O sonho

Fez-se silêncio
A noite chegou
E a Lua, magoada
Escondeu-se na nuvem mais negra.
Sem sentido, qualquer palavra
Sem forma, todas as letras
Quietos os ventos,
Mudas as águas.
Nem paladar, nem tacto, nem odor
Tudo quieto
Na dor, no luto da alma
De ver morrer mais um sonho.

Roubo

Recebi hoje o vencimento.
Quase com 40 anos de serviço, só no Estado, como funcionária pública, além de tanto que trabalhei e trabalho fora, acho que mereço o que vem no meu recibo, por todas as vezes que não fiz greve, que não participei nas manifestações, que não votei, que não me informei bem sobre aqueles em que ia votar, por me calar, por me conformar, por não me revoltar.
Eu tinha obrigação, mais do que ninguém, de reconhecer os ladrões, os burlões, os falsários, os vigaristas, os amigos do alheio, os que invejam a posição dos outros, mas não metem os pés a caminho para trabalhar duramente e o conseguirem.
Assumo a parte da culpa que me cabe e aceito o vencimento que me quiseram dar, porque tenho palavra e não quero deixar de cumprir com os meus compromissos.
É a diferença entre o que eu sou e o que eles são.

Pouco tempo

Da realidade construí um sonho
Desse sonho fiz uma espera
Nessa espera vivi a minha vida.
O que eu acarinhei em segredo
tomou forma e tocou-me
Seus braços cercaram os meus dias.
(Que pena serem já tão poucos
para viver um sonho tão grande!)

Esperar

Entre um  e outro solavanco, fui sempre acarinhando uma lembrança da  juventude.
Os mais pequenos pormenores dessa  página da minha vida resistiram a dias bons, a dias de  temporal, a momentos de desespero e períodos de mudança, inalterados, como se tivessem sido gravados na pele.
Anos passaram e se a lembrança se mantinha na mesma dimensão, a saudade e a vontade de reviver aquele episódio aumentavam de uma forma que me provocavam cada vez maior sofrimento.
Sentia que o meu tempo era escasso e teria de fazer alguma coisa antes que ele se esgotasse.
Todas as tentativas foram inúteis.
Um dia, num sábado à noite, entretida na rotina que me ajuda a manter indiferente a tudo o que me magoa, essa lembrança tomou forma e concretizou-se perante o meu olhar espantado e incrédulo.
Eu não conseguira encontrar, mas fora encontrada.
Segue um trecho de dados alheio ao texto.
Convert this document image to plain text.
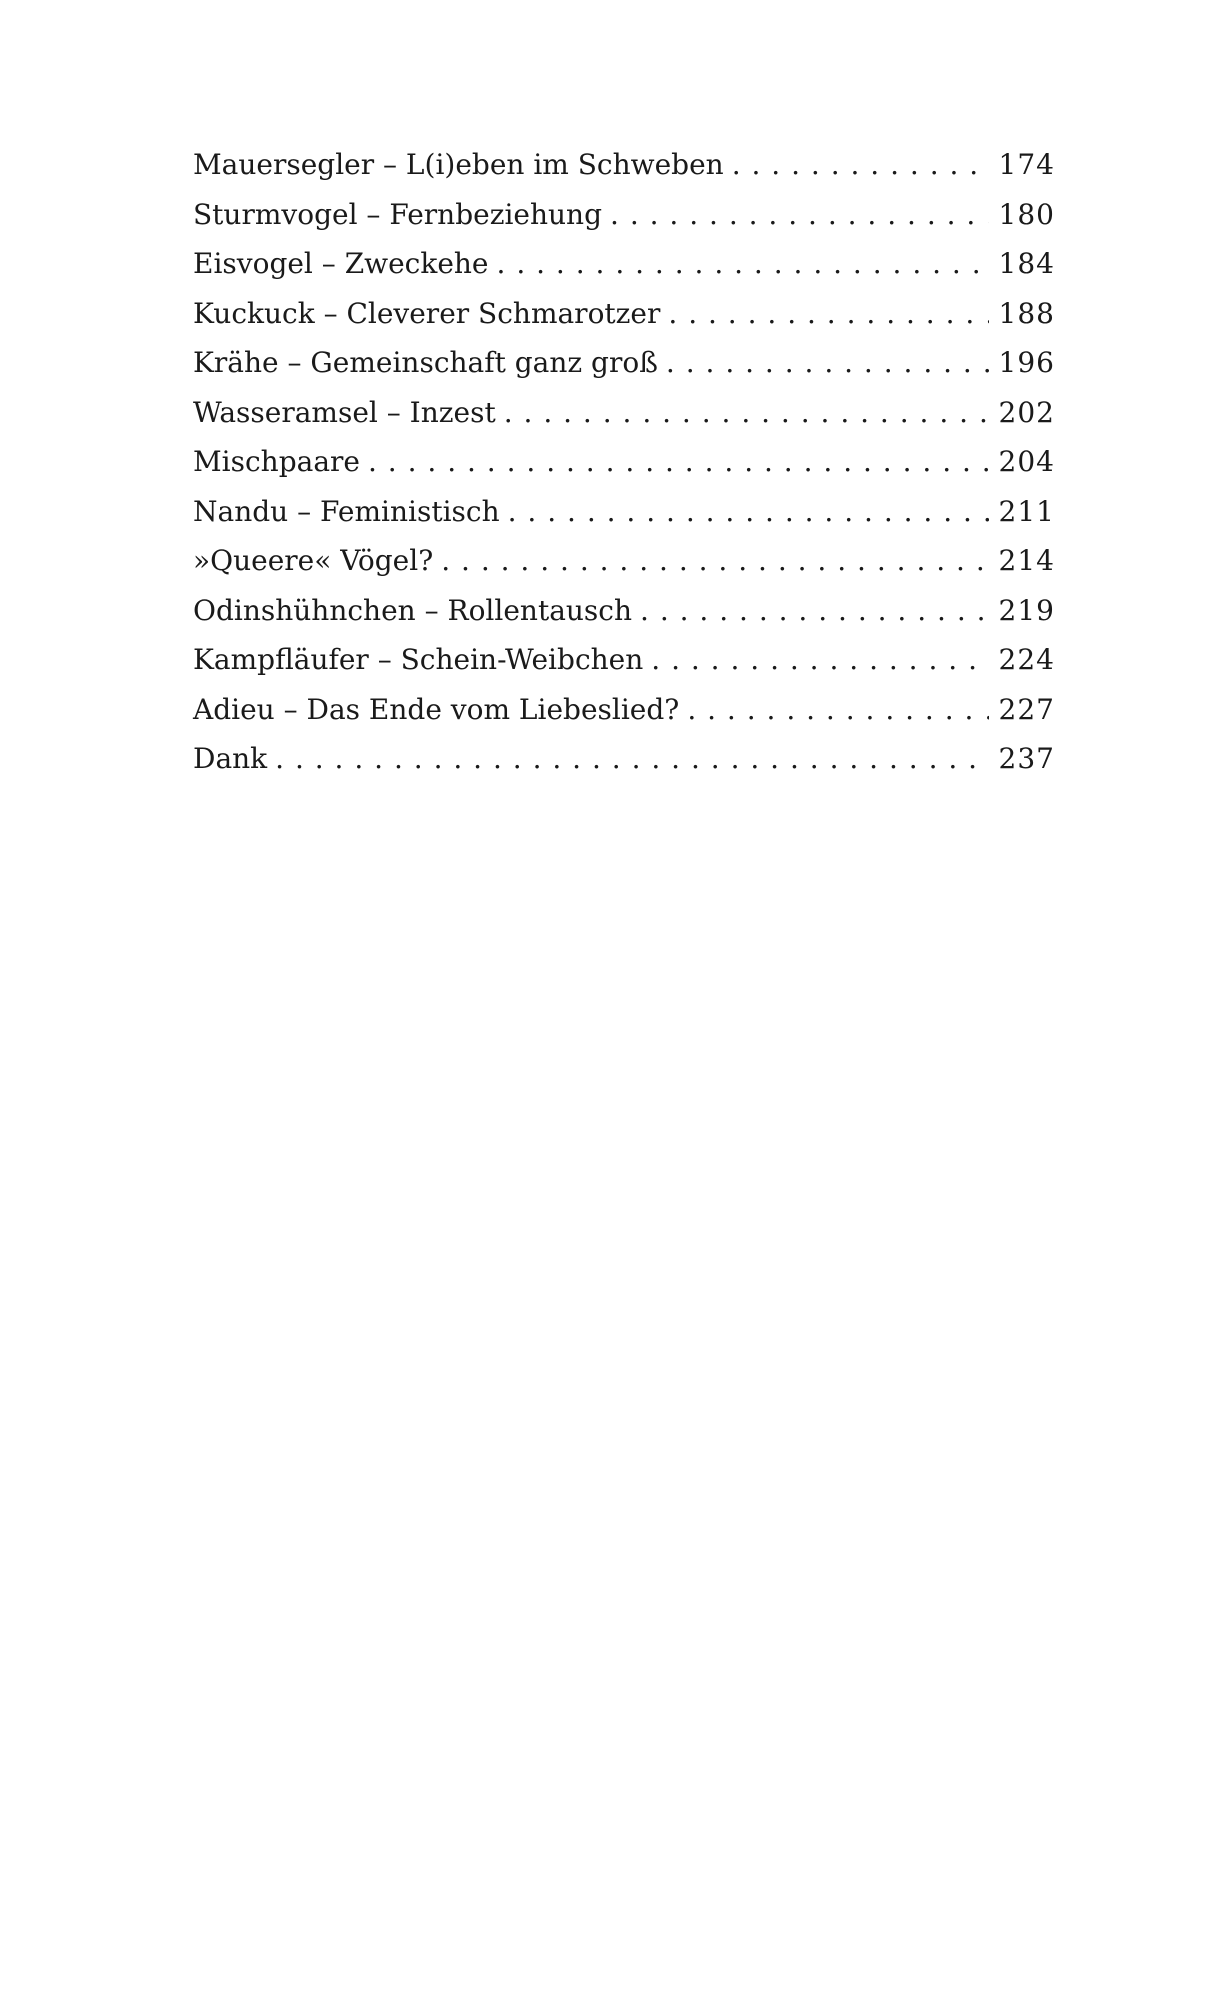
Mauersegler – L(i)eben im Schweben . . .	174
Sturmvogel – Fernbeziehung . . .	180
Eisvogel – Zweckehe . . .	184
Kuckuck – Cleverer Schmarotzer . . .	188
Krähe – Gemeinschaft ganz groß . . .	196
Wasseramsel – Inzest . . .	202
Mischpaare . . .	204
Nandu – Feministisch . . .	211
»Queere« Vögel? . . .	214
Odinshühnchen – Rollentausch . . .	219
Kampfläufer – Schein-Weibchen . . .	224
Adieu – Das Ende vom Liebeslied? . . .	227
Dank . . .	237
E se na juventude ficou aquela cicatriz, agora, ela própria se descolava da pele, tomava forma e deixava-me o coração em sobressalto.Como a tatuagem duma borboleta que toma corpo e voa.
Com toda uma vida pelo meio, aquele sentimento renascia e mostrava que continuava vivo, apesar da longa espera.
Parece que sempre soube que esperar era a única forma de poder voltar a viver.